MigrationsforscherChristian Pfeffer-Hoffmann

Gómez und ihre MitstreiterInnen erkannten, dass es bei diesen Fällen häufig ähnliche Probleme gibt: „Die Betroffenen wissen nur wenig über ihre eigene arbeitsrechtliche Situation und haben auch Schwierigkeiten dabei, sich diese Informationen zu beschaffen, schon wegen der Sprachbarriere“, sagt Gómez. Aus der Gruppe 15 M Berlin und ihrem Umfeld heraus gründete sich 2014 deswegen eine weitere Initiative: Die Grupo de acción syndical, kurz GAS. Sie will MigrantInnen, die Probleme mit ihren Arbeitsverhältnissen haben, untereinander vernetzen und zu gemeinsamem Handeln ermutigen. Und sie will ein Scharnier sein zwischen MigrantInnen und den deutschen Gewerkschaften: „In den Betrieben bleiben die einzelnen Nationalitäten oft unter sich – die Informationen des deutschen Betriebsrats oder der deutschen Gewerkschaftler kommen dadurch bei den Migranten oft gar nicht erst an“, sagt Rafael Aliaga (29), Philosophie-Doktorand aus Madrid, der die GAS mitbegründete.

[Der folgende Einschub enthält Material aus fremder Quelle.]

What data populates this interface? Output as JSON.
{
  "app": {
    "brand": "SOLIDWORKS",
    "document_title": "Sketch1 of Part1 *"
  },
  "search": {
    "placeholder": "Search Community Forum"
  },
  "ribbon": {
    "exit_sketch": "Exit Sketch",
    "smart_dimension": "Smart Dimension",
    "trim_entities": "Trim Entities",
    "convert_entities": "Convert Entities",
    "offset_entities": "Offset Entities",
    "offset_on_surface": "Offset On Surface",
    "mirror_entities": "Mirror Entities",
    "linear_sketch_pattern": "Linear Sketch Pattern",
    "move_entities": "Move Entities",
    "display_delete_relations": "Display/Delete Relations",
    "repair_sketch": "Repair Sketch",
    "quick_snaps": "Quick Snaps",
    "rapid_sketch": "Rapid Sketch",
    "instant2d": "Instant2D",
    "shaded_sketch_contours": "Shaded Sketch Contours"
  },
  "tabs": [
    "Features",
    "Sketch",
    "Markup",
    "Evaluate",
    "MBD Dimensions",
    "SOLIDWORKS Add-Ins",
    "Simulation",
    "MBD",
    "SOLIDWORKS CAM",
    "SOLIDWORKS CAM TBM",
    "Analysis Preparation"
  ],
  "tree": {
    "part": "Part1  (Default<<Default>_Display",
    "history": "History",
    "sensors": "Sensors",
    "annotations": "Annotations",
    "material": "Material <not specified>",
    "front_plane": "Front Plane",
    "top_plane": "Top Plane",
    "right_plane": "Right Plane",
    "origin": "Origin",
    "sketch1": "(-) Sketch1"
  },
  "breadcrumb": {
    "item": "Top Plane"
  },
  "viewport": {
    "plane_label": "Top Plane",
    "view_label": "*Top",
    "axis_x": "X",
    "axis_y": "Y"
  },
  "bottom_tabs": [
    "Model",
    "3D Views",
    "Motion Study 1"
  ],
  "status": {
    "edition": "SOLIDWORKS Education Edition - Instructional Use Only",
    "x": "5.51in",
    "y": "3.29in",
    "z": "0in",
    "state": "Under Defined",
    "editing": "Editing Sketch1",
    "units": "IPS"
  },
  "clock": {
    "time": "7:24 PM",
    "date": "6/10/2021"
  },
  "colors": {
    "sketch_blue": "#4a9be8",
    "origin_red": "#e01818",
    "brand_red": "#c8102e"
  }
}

Die Gruppe hat sich mittlerweile einen Namen gemacht in der spanischen Community, sie bekommen Anfragen aus ganz Deutschland, sagt Aliaga. „Es sind Fälle aus dem Einzelhandel dabei, aus der Logistik oder der Gastronomie“, sagt er. Am meisten Anfragen bekommt die Gruppe aus dem Pflegebereich – der Branche, in der besonders viele SpanierInnen arbeiten, und in der speziell konstruierte Knebelverträge weit verbreitet sind (siehe Interview). Bekommt die GAS eine Anfrage, versucht sie nach einem Gespräch zur Klärung des Falls zunächst, Kontakt mit dem jeweiligen Betriebsrat oder der zuständigen Gewerkschaft aufzunehmen. „Die großen Gewerkschaften haben Kompetenzen, die wir nicht haben, aber sie sind oft nicht so nah dran an den Beschäftigten, besonders an den migrantischen“, sagt Aliaga, und Gómez ergänzt: „Für uns ist eine aktivistische, kämpferische Perspektive in den Auseinandersetzungen wichtig.“

Das wiederum hat sie mit vielen der neuen ArbeitsmigrantInnen gemeinsam: „Viele dieser Leute bringen eine kritische Perspektive mit, oft geprägt durch die politischen Auseinandersetzungen in ihren Heimatländern“, sagt der Migrationsforscher Pfeffer-Hoffmann. Vielleicht ist auch das ein Grund dafür, warum sich so viele junge KrisenmigrantInnen nicht mit ihren prekären Arbeitsverhältnissen hierzulande zufrieden geben wollen – wer schon mal mit Zehntausenden einen Platz besetzt hat, der lässt sich von einer ignoranten Geschäftsführung nicht abschrecken.